Stanford White's Harmonie Club Ballroom is the Setting

By: - Oct 02, 2016

The Death of Cleopatra and Miss Haversham's Wedding Night
Hector Berlioz and Dominick Argento
Directed by Eric Einhorn
On Site Opera
Sybarites Orchestra
Conducted by Geoffrey McDonald
Blythe Gaissert, mezzo and Leah Partridge, soprano
Harmonie Club
New York, New York
September 30, 2016 

On Site Opera follows the long tradition of presenting opera in venues where its audience is comfortable.  Opera of course began in the palaces of royal families.  In relics of the 20th century, including 4000 seat opera houses like the Metropolitan, half the house's seats are often empty.

Yet in smaller, more intimate venues the opera form is hurtling into the 21st century.  Daring programs, intriguing productions and inventive new music are the order of the day and audiences swarm to these events.

On Site Opera likes to match the subject of an opera with its production location.  Its most recent production of two monodramas by Dominick Argento and Hector Berlioz took place in the Grand Ballroom of the Harmonie Club.  Queen Victoria would have liked it, and Prince Charles and Camilla would fit right in.

The room is a design of Stanford White. If there is an opera karma, this room has it before a note sounds. White's life was reality opera live.  He was shot and killed by Harry Thaw, the husband of White's lover, Evelyn Nesbit, 'the girl in the red velvet swing.  The murder occurred on June 25, 1906 at Madison Square Garden.
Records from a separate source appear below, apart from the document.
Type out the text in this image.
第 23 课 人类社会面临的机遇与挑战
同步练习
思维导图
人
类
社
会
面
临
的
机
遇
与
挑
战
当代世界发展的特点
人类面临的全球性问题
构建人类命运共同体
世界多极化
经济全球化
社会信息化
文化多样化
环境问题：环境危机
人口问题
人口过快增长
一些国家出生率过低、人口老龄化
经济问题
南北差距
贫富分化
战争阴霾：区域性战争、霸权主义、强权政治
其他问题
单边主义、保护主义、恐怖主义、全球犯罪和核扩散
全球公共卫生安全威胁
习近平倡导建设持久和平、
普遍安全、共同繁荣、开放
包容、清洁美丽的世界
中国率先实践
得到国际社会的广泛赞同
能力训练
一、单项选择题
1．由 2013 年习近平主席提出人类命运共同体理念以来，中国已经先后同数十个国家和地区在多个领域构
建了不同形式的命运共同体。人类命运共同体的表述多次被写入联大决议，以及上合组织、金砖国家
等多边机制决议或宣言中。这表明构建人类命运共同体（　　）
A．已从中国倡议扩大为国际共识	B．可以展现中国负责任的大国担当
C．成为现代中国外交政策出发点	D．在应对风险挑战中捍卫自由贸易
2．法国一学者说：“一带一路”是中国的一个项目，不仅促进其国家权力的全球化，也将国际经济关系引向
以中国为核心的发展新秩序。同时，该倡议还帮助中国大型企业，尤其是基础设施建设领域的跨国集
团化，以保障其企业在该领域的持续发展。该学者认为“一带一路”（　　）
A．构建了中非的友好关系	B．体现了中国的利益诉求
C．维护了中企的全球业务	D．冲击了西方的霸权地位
Now White's beautiful room, about 40 feet long and 60 wide with an alcove for the Sybarites orchestra, led by the talented music director Geoffrey McDonald, is the set for Cleopatra's death by asp and Miss Havisham's mad recall of the last minute rejection by her prospective husband.  All these ideas swirl and entrance at linen-covered tables with wine and champagne and a wedding cake yet to be cut.   The perfect setting for a superb evening of music and an experience that transports right over the top.

Cleopatra appeared first.  Swathed in gold, Blythe Gaissert. a rich mezzo whose voice is full of drama and ranges easily, moved with increasing urgency through the tables of the room.  This challenging setting seemed not to disturb the delivery of the gorgeous early Berlioz score.  Her dress costumed by Fay Leshner was almost as slinky as the asp.  
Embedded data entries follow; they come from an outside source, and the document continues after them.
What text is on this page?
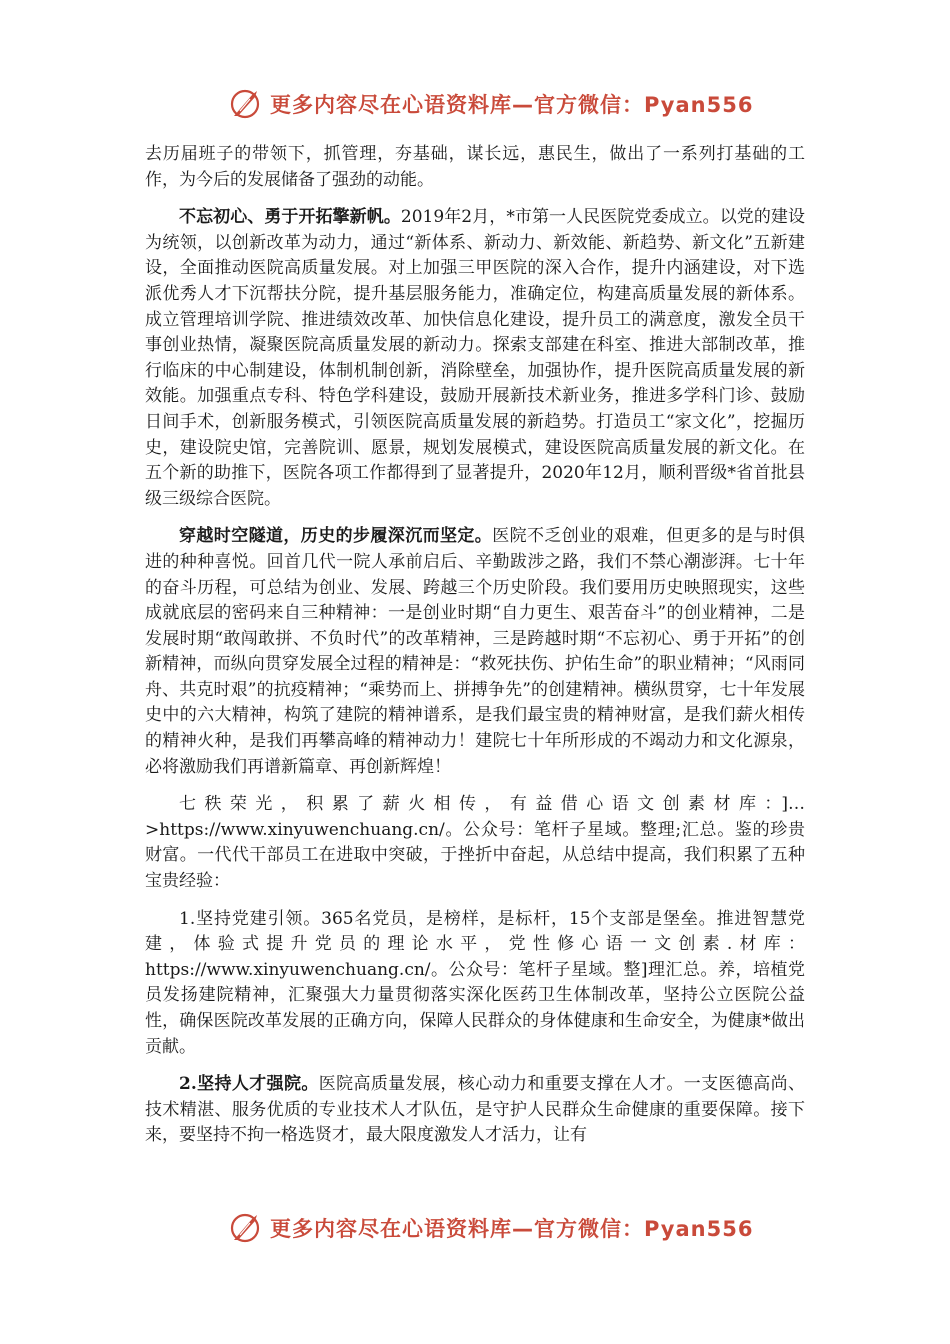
更多内容尽在心语资料库—官方微信：Pyan556

去历届班子的带领下，抓管理，夯基础，谋长远，惠民生，做出了一系列打基础的工作，为今后的发展储备了强劲的动能。

不忘初心、勇于开拓擎新帆。2019年2月，*市第一人民医院党委成立。以党的建设为统领，以创新改革为动力，通过“新体系、新动力、新效能、新趋势、新文化”五新建设，全面推动医院高质量发展。对上加强三甲医院的深入合作，提升内涵建设，对下选派优秀人才下沉帮扶分院，提升基层服务能力，准确定位，构建高质量发展的新体系。成立管理培训学院、推进绩效改革、加快信息化建设，提升员工的满意度，激发全员干事创业热情，凝聚医院高质量发展的新动力。探索支部建在科室、推进大部制改革，推行临床的中心制建设，体制机制创新，消除壁垒，加强协作，提升医院高质量发展的新效能。加强重点专科、特色学科建设，鼓励开展新技术新业务，推进多学科门诊、鼓励日间手术，创新服务模式，引领医院高质量发展的新趋势。打造员工“家文化”，挖掘历史，建设院史馆，完善院训、愿景，规划发展模式，建设医院高质量发展的新文化。在五个新的助推下，医院各项工作都得到了显著提升，2020年12月，顺利晋级*省首批县级三级综合医院。

穿越时空隧道，历史的步履深沉而坚定。医院不乏创业的艰难，但更多的是与时俱进的种种喜悦。回首几代一院人承前启后、辛勤跋涉之路，我们不禁心潮澎湃。七十年的奋斗历程，可总结为创业、发展、跨越三个历史阶段。我们要用历史映照现实，这些成就底层的密码来自三种精神：一是创业时期“自力更生、艰苦奋斗”的创业精神，二是发展时期“敢闯敢拼、不负时代”的改革精神，三是跨越时期“不忘初心、勇于开拓”的创新精神，而纵向贯穿发展全过程的精神是：“救死扶伤、护佑生命”的职业精神；“风雨同舟、共克时艰”的抗疫精神；“乘势而上、拼搏争先”的创建精神。横纵贯穿，七十年发展史中的六大精神，构筑了建院的精神谱系，是我们最宝贵的精神财富，是我们薪火相传的精神火种，是我们再攀高峰的精神动力！建院七十年所形成的不竭动力和文化源泉，必将激励我们再谱新篇章、再创新辉煌！

七秩荣光，积累了薪火相传，有益借心语文创素材库：]…>https://www.xinyuwenchuang.cn/。公众号：笔杆子星域。整理;汇总。鉴的珍贵财富。一代代干部员工在进取中突破，于挫折中奋起，从总结中提高，我们积累了五种宝贵经验：

1.坚持党建引领。365名党员，是榜样，是标杆，15个支部是堡垒。推进智慧党建，体验式提升党员的理论水平，党性修心语一文创素.材库：https://www.xinyuwenchuang.cn/。公众号：笔杆子星域。整]理汇总。养，培植党员发扬建院精神，汇聚强大力量贯彻落实深化医药卫生体制改革，坚持公立医院公益性，确保医院改革发展的正确方向，保障人民群众的身体健康和生命安全，为健康*做出贡献。

2.坚持人才强院。医院高质量发展，核心动力和重要支撑在人才。一支医德高尚、技术精湛、服务优质的专业技术人才队伍，是守护人民群众生命健康的重要保障。接下来，要坚持不拘一格选贤才，最大限度激发人才活力，让有

更多内容尽在心语资料库—官方微信：Pyan556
McDonald pointed out that this was the first work that clearly bore the mark of Berlioz, whose innovative chromaticism and rhythms are challenging to instrumentalists and singers.  So too are the absence of repetition make unusual demands on the musicians. The realistic asp wriggling in Cleopatra's hands thrilled the audience.

The room was particularly designed for Miss Havisham.  Its high ceilings, the candelabra draped in the shards of time, and the elegant chandeliers all made Miss Havisham's position and her dilemma present. Leschner's layers of lace upon lace both suggested the wedding and the completely outdated sentiments of the heroine.  

Leah Partridge is an exciting contemporary soprano who took on the challenges of the role composer Argento created for Beverly Sills. Partridge is not only a superb actress, but sings the wide interval leaps with seeming ease.  She completely captures Miss Havisham's instability, which recalls Ophelia and Lucia.  Opera is mad anyway.

Yet recitatives often are speech-like, lyric and clear.  Melodies reflect the shape of speech patterns.

The monodrama is divided into three pieces: Miss Havisham's recollection of her rejection, her collapse and then her acceptance. Partridge etches each emotion with a bold drama.  She is at once vulnerable, reflective, mad and bitchy. It is a glorious take on the character.

Led with both care and beauty by McDonald, the orchestration is a steady expression, connecting the coloratura trills with musical motives.  

Conversation that followed between the musicians and the audience was easy and interested.  The setting seemed made for a comfortable interchange.  

The Board of the Harmonie Club was anxious to arrange another performance for its members.  Organic audience building is the warp and woof of the On Site Opera's method.  They are experimenting with a production model to pursue into the future and have come upon one perfect mission.